News from the NNI Community - Research Advances Funded by Agencies Participating in the NNI

Researchers at North Carolina State University have studied the behavior of birnessite – a hydrated layered form of manganese oxide – to understand what happens when ions penetrate very small spaces. The adsorption of ions from the electrolyte at an electrode surface is a ubiquitous process of use for both existing and emerging electrochemical energy technologies. The researchers found that nanoconfined water in between the layers of birnessite is effectively serving as a buffer that makes capacitive behavior possible without causing significant structural change in the birnessite.

A team of researchers from University of Chicago, the U.S. Department of Energy's Los Alamos National Laboratory, and international institutions wrote an article that gives an overview of almost three decades of research into colloidal quantum dots, assesses the technological progress for these nanometer-sized specs of semiconductor matter, and weighs the remaining challenges on the path to widespread commercialization for this promising technology, with applications in everything from TVs to highly efficient sunlight collectors.

Researchers at Penn State have discovered new types of defects in two-dimensional (2D) materials, which may give insight into how to create materials without such imperfections. 2D materials are essential for developing new ultra-compact electronic devices, but producing defect-free 2D materials is a challenge.

Electrical engineers at Vanderbilt University have developed an on-demand, scalable technique to manipulate nanodiamonds. These researchers are the first to introduce an approach for trapping and moving a nanomaterial, known as a single colloidal nanodiamond with nitrogen-vacancy centers using a low-power laser beam.

Researchers from Northwestern University have found that boosting the function of natural killer cells with magnetic nanoparticles could make cancer immunotherapy more efficient. This method could unlock the potential to use natural killer cells on a variety of solid tumors.

Researchers from UCLA and Cedars-Sinai have developed a new way to detect a potentially life-threatening condition that can occur during pregnancy called placenta accreta spectrum disorder. The new approach uses a technology called the NanoVelcro Chip. The chip is a postage stamp–sized device with nanowires that are 1,000 times thinner than a human hair and coated with antibodies which can recognize specific placenta cells in the mother’s blood that are linked to placenta accreta spectrum disorder. 

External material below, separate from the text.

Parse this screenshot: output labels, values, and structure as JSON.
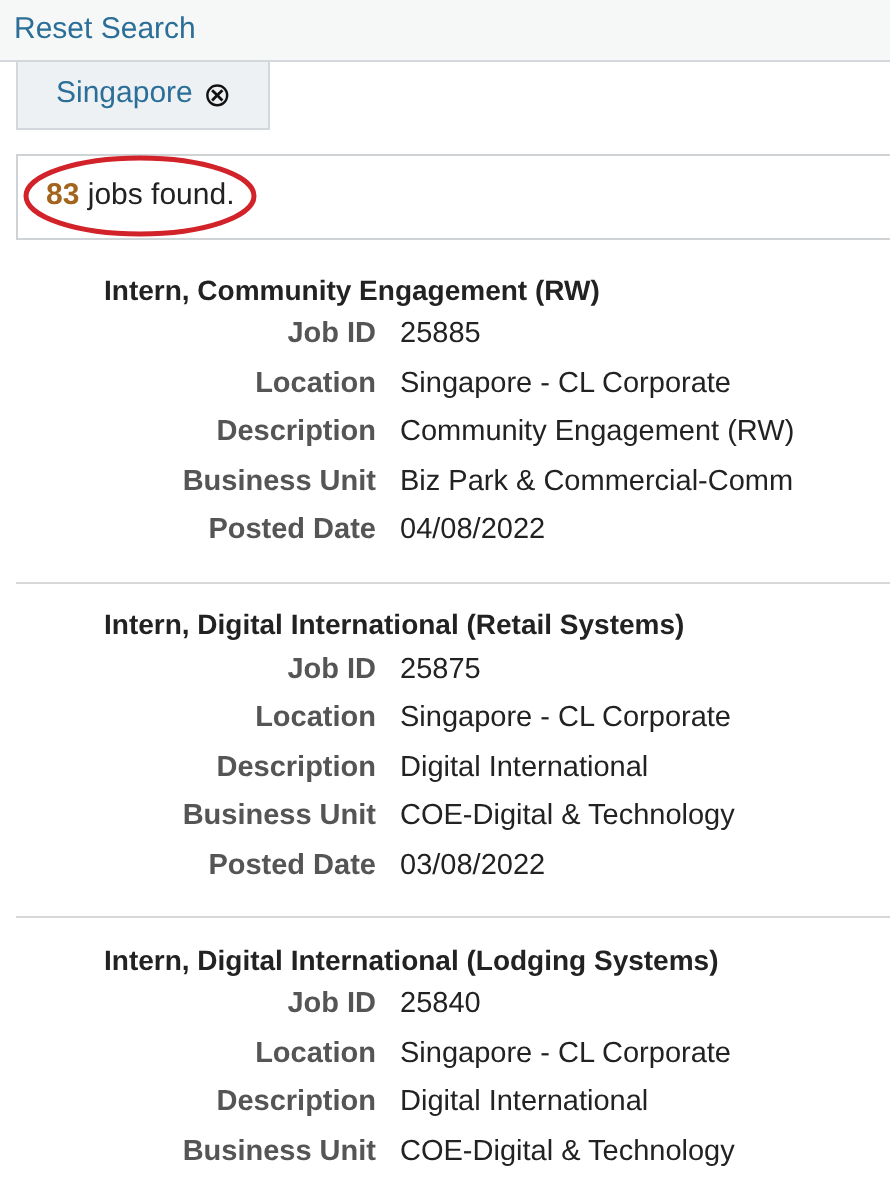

A team of researchers from MIT, the U.S. Department of Energy’s Argonne National Laboratory, and international institutions has devised a highly efficient method for removing uranium from drinking water. Applying an electric charge to graphene oxide foam, the researchers can capture uranium in solution, which precipitates out as a condensed solid crystal. The foam may be reused up to seven times without losing its electrochemical properties.

Hydrogen fuel derived from the sea could be an abundant and sustainable alternative to fossil fuels, but the potential power source has been limited by technical challenges, including how to practically harvest it. Now, researchers at the University of Central Florida have designed, for the first time, a nanoscale material that can efficiently split seawater into oxygen and hydrogen.

A team of German and U.S. researchers has detected the rolling movement of a nano-acoustic wave predicted by the famous physicist and Nobel prize-winner Lord Rayleigh in 1885. The researchers used a nanowire inside which electrons are forced onto circular paths by the spin of the acoustic wave. This phenomenon can find applications in acoustic quantum technologies or in so-called phononic components, which are used to control the propagation of acoustic waves. 

Researchers have revealed the correlated structural and chemical evolution of silicon and the solid-electrolyte interplay that forms in all batteries and makes them work. The researchers grew a “forest” of silicon nanowires on a stainless steel disk as the anode for a battery and found that the electrolyte penetrates silicon everywhere, forming pockets of solid-electrolyte interplay that disrupt electron pathways. This process disconnects isolated islands of silicon in the anode that cannot contribute to battery capacity.